The survey underscored that content remains a critical influence on B2B buying decisions, with 76% of respondents saying the winning vendor’s content had a significant impact on their buying decision.Demand Gen Report, 2020 B2B Buyer Behavior Study, page 7. Available via download (5,664KB).
Now I don’t want to quote the entire study: again, you can download the study yourself. And I’ll admit that I’m only concentrating on a portion of the entire study.
But there’s no denying that a company’s online content is critical in B2B buying decisions.
Does your content cater to potential buyer behavior?
So, is your website and social media content the content that you want your customers to see?
- Have you posted product-specific content on your website blog and/or your website “news” page in the last 3 months?
- How about your website case studies, product data sheets, testimonials, white papers, and/or presentations? Are these recent, or is your company relying on past successes and failing to communicate present successes?
- Have you posted relevant content on your company LinkedIn page in the last 3 months?
- How about your other company social media outlets? Facebook? Instagram? Twitter? YouTube?
Although I refrain from linking to them, I know of countless bad examples of outdated content. Web “news” pages or social media accounts with no posts in years. LinkedIn company pages with no posts at all. Companies that haven’t posted presentations in a decade. Data sheets that prominently mention a product’s compatibility with Windows 7. Companies that post wonderful YouTube videos, but then fail to share the video link on their other social media channels or on their own website.
Call to (your) action
This is the part of the post where I share my “contact with me!” pitch, but before I do that, perhaps you should take the following steps yourself.

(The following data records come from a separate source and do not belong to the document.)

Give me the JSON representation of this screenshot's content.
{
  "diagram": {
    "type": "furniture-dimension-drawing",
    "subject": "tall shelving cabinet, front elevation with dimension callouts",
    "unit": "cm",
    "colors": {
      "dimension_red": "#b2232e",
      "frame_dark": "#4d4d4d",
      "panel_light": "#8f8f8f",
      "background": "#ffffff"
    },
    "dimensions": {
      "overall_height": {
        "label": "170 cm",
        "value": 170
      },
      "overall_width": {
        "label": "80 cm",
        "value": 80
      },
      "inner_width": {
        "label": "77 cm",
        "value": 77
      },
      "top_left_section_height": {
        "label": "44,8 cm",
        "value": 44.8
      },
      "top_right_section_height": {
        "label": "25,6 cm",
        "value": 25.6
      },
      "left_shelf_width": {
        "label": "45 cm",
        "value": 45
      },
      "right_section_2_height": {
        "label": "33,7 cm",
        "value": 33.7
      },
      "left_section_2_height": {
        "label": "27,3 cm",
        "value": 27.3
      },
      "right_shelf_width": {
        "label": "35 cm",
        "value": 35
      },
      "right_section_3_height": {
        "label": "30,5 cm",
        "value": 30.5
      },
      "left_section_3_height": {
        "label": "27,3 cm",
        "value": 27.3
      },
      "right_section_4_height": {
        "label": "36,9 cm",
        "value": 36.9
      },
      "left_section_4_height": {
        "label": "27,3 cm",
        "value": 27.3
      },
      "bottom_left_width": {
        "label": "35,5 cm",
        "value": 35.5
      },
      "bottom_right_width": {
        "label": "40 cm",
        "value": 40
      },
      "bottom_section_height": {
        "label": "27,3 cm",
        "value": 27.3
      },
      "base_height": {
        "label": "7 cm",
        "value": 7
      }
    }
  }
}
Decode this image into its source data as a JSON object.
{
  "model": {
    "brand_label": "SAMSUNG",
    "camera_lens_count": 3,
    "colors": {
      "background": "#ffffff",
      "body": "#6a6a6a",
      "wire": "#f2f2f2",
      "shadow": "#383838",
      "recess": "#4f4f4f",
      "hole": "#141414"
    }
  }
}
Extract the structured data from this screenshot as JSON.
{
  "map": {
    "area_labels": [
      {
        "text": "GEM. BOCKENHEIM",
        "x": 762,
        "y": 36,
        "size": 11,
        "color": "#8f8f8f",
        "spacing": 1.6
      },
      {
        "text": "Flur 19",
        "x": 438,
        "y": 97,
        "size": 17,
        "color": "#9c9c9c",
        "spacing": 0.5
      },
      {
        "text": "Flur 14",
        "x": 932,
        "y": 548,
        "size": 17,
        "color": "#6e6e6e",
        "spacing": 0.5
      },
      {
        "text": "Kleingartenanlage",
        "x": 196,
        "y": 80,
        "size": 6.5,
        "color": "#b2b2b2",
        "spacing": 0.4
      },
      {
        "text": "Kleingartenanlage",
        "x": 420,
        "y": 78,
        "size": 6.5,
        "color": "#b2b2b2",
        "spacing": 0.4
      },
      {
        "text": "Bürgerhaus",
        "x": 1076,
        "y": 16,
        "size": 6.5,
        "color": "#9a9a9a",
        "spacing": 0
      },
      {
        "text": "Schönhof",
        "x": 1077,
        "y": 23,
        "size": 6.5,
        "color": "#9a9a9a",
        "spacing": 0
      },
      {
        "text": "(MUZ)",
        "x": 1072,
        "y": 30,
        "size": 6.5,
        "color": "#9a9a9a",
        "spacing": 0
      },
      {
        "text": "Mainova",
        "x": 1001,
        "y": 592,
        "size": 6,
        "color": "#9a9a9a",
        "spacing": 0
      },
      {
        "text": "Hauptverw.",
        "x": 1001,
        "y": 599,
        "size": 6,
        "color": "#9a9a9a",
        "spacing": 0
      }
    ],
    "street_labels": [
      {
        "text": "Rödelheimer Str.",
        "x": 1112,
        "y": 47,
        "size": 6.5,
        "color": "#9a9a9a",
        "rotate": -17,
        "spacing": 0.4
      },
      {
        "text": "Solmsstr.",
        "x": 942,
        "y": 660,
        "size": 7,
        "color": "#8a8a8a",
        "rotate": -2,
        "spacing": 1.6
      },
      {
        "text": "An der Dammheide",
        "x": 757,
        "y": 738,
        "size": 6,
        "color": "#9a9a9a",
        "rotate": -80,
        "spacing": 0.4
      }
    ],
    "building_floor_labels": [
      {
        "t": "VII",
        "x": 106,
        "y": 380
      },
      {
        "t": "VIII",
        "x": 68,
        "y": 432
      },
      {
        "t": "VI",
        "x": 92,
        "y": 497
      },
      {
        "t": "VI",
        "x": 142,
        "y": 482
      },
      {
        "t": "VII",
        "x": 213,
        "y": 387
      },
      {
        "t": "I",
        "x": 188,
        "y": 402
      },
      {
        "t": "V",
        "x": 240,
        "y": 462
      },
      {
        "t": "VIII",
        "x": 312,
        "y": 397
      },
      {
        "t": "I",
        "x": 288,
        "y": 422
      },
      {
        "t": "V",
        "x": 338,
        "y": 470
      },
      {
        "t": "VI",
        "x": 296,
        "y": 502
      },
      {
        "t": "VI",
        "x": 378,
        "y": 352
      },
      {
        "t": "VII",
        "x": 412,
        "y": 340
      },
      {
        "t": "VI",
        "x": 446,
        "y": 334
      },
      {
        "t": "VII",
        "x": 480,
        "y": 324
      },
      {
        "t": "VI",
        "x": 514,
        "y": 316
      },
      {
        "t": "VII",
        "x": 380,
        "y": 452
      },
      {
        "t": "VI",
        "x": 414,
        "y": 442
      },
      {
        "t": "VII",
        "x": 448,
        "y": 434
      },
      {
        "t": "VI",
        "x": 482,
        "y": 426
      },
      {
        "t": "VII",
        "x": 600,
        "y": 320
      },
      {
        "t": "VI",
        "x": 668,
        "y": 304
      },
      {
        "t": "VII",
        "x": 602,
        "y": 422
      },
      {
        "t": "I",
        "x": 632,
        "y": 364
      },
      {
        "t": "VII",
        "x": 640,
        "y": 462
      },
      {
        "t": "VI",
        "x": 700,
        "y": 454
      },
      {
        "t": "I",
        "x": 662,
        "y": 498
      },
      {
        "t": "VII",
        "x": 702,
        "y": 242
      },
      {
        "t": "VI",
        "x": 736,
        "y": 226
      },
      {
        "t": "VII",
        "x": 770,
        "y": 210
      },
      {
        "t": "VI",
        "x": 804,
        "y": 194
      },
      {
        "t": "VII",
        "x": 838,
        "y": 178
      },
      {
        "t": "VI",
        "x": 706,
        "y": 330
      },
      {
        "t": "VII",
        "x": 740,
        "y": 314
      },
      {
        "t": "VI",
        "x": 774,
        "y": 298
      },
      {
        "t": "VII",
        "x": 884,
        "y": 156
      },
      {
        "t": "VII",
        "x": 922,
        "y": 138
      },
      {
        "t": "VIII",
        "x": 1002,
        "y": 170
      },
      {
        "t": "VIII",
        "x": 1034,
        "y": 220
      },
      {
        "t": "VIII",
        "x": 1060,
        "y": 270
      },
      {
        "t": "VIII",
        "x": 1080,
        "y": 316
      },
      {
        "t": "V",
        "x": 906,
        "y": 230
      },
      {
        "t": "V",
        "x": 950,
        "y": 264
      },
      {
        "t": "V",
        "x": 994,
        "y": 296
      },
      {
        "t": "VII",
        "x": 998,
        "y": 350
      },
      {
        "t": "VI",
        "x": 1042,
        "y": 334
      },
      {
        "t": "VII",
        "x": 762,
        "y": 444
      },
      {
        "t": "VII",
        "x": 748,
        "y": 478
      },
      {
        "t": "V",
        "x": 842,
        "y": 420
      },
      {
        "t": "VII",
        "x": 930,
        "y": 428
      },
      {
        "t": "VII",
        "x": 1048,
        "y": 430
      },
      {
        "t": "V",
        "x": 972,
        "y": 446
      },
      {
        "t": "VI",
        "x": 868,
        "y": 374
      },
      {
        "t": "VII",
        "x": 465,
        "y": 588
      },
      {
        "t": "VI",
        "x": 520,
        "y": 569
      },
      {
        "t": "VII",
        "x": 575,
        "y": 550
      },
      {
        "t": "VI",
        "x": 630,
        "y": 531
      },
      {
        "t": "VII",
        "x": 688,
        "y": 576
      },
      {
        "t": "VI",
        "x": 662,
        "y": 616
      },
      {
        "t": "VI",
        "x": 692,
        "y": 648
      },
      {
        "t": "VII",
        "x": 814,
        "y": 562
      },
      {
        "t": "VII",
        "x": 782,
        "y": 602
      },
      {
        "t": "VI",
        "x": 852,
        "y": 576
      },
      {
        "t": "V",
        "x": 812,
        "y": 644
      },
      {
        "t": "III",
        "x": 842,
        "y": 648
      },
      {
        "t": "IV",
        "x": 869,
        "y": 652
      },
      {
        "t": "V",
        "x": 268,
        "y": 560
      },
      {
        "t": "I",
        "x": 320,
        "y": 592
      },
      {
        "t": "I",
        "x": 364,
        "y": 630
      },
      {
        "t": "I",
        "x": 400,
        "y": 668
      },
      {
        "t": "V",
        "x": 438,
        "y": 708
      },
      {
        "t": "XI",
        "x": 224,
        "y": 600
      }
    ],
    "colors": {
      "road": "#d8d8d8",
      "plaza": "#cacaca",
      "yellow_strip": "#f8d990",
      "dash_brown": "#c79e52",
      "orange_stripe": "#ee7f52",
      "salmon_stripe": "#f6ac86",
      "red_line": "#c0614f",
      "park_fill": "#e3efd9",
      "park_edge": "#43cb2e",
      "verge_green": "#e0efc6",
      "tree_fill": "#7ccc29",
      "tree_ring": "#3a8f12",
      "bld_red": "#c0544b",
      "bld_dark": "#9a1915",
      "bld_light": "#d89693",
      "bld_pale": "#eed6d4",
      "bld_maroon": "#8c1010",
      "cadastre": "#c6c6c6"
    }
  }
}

- Take a look at your website and your social media channels from the view of one of your potential customers. When putting the “customer” hat on, do you like what you see?
- If you don’t like what you see, what are you going to do about it?
Now perhaps Bredemarket is NOT the answer to question 2. Perhaps you have an employee who has the time to update your content, and do so on a regular basis.
But if you find that you need outside help in creating content (short blog posts, longer white papers, whatever), feel free to contact Bredemarket.
As a reminder, my process to work with a client to create content is a collaborative process. For example, here’s the process that Bredemarket uses when working with a client to produce written text of approximately 2800 to 3200 words, such as the content for a white paper.
- Agree upon topic (and, if necessary, outline) with client.
- Client provides relevant technical details.
- Bredemarket conducts any necessary research and provides the first review copy within seven (7) calendar days.
- Client provides changes and any additional requested detail within seven (7) calendar days.
- Bredemarket provides the second review copy within seven (7) calendar days.
- Client provides changes and any requested detail within seven (7) calendar days.
- Bredemarket provides the third review copy within seven (7) calendar days.
- Client prepares the final formatted copy and provides any post-formatting comments within seven (7) calendar days.
- Bredemarket provides the final version within seven (7) calendar days.
(By the way, these times are maximum times. For the white papers that I have written, both the client and I have provided our deliverables in less than seven days, and we didn’t need all of the review cycles. Better preparation up-front minimizes the need to fix things at the end.)
A similar (but simpler) process is used for shorter Bredemarket writing projects of approximately 400 to 600 words, such as blog posts or LinkedIn posts.
Regardless of the specifics of the process, the goal is to work together to create text that states your company’s message and attracts your company’s desired clients.
And letting your potential customers know that you exist.